Мир, казалось, висел на волоске. Вот-вот полыхнет она, третья мировая…
Все, к счастью, обошлось. Прежде всего потому, втолковывали нам, что твердую и непреклонную позицию занял Советский Союз.
Так вот, вспоминая те дни, Рубцов обмолвился, что писал заявление с просьбой отправить его в Египет в составе интернациональной бригады. На помощь страдающему народу.
Мы бредили интербригадами, нам не терпелось взять оружие в руки. Из уст в уста передавали, что на одной «тридцатке-бис» (модель эсминца) подобные заявления написали сто тридцать матросов и четыре офицера.
— Ну и что у тебя вышло? — спросил я с сочувствием.
— Толку не вышло, — ответил он. — Вызвал «святой отец» и прочитал «проповедь». Тем и кончилось!
«Святой отец», так мы называли заместителя командира корабля по политчасти, вызвал и меня. По такому же точно поводу. И сказал, что кандидату в партию, молодому коммунисту, надлежит удерживать матросов от искренних, но неумеренных порывов, а не подогревать всякие там настроения.
— Все понял? — поинтересовался зам. под занавес. На флоте не принято отвечать «нет».

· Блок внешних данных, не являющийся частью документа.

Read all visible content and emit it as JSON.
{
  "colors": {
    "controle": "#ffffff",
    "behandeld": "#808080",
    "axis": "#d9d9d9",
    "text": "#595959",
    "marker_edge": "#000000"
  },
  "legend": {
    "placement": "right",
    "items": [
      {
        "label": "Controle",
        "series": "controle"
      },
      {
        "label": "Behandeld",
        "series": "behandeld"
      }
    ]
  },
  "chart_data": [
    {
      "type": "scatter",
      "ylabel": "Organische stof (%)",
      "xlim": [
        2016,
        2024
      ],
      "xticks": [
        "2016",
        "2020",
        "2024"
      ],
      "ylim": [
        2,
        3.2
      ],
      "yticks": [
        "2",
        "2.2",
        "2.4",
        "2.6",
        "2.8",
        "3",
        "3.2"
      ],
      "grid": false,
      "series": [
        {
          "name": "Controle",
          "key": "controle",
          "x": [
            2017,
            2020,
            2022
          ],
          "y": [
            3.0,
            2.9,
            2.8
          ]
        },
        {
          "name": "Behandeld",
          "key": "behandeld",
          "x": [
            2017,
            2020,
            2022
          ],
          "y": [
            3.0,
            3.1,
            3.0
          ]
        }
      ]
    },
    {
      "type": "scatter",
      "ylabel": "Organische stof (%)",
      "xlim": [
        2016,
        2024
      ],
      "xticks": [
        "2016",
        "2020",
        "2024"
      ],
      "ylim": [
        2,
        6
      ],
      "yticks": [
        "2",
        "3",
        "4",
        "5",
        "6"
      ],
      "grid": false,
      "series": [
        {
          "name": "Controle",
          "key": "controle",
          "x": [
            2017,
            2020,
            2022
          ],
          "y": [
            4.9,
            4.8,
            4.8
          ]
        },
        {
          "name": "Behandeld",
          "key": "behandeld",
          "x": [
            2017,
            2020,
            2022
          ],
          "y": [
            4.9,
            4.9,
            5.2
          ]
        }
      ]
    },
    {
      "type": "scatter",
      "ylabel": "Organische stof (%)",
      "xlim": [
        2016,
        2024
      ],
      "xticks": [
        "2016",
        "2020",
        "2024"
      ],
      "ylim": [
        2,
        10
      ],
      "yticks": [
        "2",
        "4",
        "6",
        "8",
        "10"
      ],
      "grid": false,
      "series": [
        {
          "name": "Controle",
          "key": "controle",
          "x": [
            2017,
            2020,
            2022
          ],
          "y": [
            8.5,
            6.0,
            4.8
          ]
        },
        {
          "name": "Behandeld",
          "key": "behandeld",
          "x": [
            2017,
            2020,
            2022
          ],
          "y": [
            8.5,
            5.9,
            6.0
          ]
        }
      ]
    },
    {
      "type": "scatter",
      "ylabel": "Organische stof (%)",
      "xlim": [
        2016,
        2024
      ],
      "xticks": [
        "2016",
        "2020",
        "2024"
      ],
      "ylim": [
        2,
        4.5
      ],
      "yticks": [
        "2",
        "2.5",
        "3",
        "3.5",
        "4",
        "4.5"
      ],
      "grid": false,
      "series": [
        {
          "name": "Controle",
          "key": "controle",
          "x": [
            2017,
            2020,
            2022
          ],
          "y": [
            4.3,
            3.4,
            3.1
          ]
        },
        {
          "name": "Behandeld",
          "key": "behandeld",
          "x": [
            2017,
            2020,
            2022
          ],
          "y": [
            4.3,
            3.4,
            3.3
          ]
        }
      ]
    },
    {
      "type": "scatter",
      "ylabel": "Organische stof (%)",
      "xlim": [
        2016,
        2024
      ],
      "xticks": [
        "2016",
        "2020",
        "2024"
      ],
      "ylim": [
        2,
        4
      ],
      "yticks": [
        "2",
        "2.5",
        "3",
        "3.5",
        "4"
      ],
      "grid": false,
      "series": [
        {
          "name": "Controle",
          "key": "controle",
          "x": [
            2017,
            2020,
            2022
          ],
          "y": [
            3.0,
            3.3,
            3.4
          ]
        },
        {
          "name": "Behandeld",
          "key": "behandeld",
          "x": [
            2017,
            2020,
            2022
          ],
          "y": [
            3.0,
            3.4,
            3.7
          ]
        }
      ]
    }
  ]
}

— Так точно, понял! — гаркнул я и вышел за дверь, не столько потрясенный, сколько раздавленный тем, что наш интернационализм подрублен под корень.
Есенин
К Есенину у Рубцова отношение особое. «…Невозможно забыть мне ничего, что касается Есенина», — однажды напишет он мне. Но это будет позже, в пятьдесят девятом, когда мы всерьез начнем искать следы пребывания Сергея Александровича в Мурманске.
Что я знал тогда о Есенине? Что мы все знали о нем?
Теперь вот думаю, что имя Есенина в памяти народа хранилось всегда. Как и великое имя Пушкина. Роились вокруг этого имени легенды, домыслы, преувеличения, но в каждой побасенке, в каждом расхожем анекдоте явственно слышалась всечеловеческая симпатия к большому и незаслуженно обиженному после смерти поэту. Обиженному тридцатилетним забвением.
Помню, районный судья Петр Егорович Сухов за кружкой пива в предбаннике рассказывал мужикам, как после гражданской войны служил он в Константинове участковым милиционером. И как Есенин, приехав к матери, в загуле перебил стекла в теткином доме. Сухов, по долгу службы и не без помощи местных мужиков, связал буяна. «Развяжи!» — потребовал поэт, отоспавшись. И, освобожденный от уз, надавал блюстителю порядка звонких пощечин. Меня, мальчишку, поразило, что об этих пощечинах судья вспомнил как о почетной награде.
Знание о поэте, пусть и искаженное, неверное, приходило к нам раньше его стихов.
Правда, мне повезло. Логику в средней школе преподавал нам Владимир Васильевич Аббакумов. Фронтовик, потерявший на войне ноги, юрист по образованию, он страстно любил поэзию. Прознав, что я пишу стихи, пригласил меня домой. И мне, единственному слушателю, часа три кряду читал Есенина наизусть. А потом под честное слово одолжил «до завтра» прижизненный томик поэта. Я спрятал книжицу в карман куртки и вылетел на улицу, забыв попрощаться: боялся, что учитель передумает, отберет Есенина назад. Весь вечер и всю ночь напролет при скудном свете лампы-семилинейки я переписывал стихи в тетрадь. Весь том, до заключительной точки… А после, к великому удовольствию однокашников и неудовольствию школьного начальства, читал Есенина на вечерах. Уходя на службу, взял тетрадь с собой.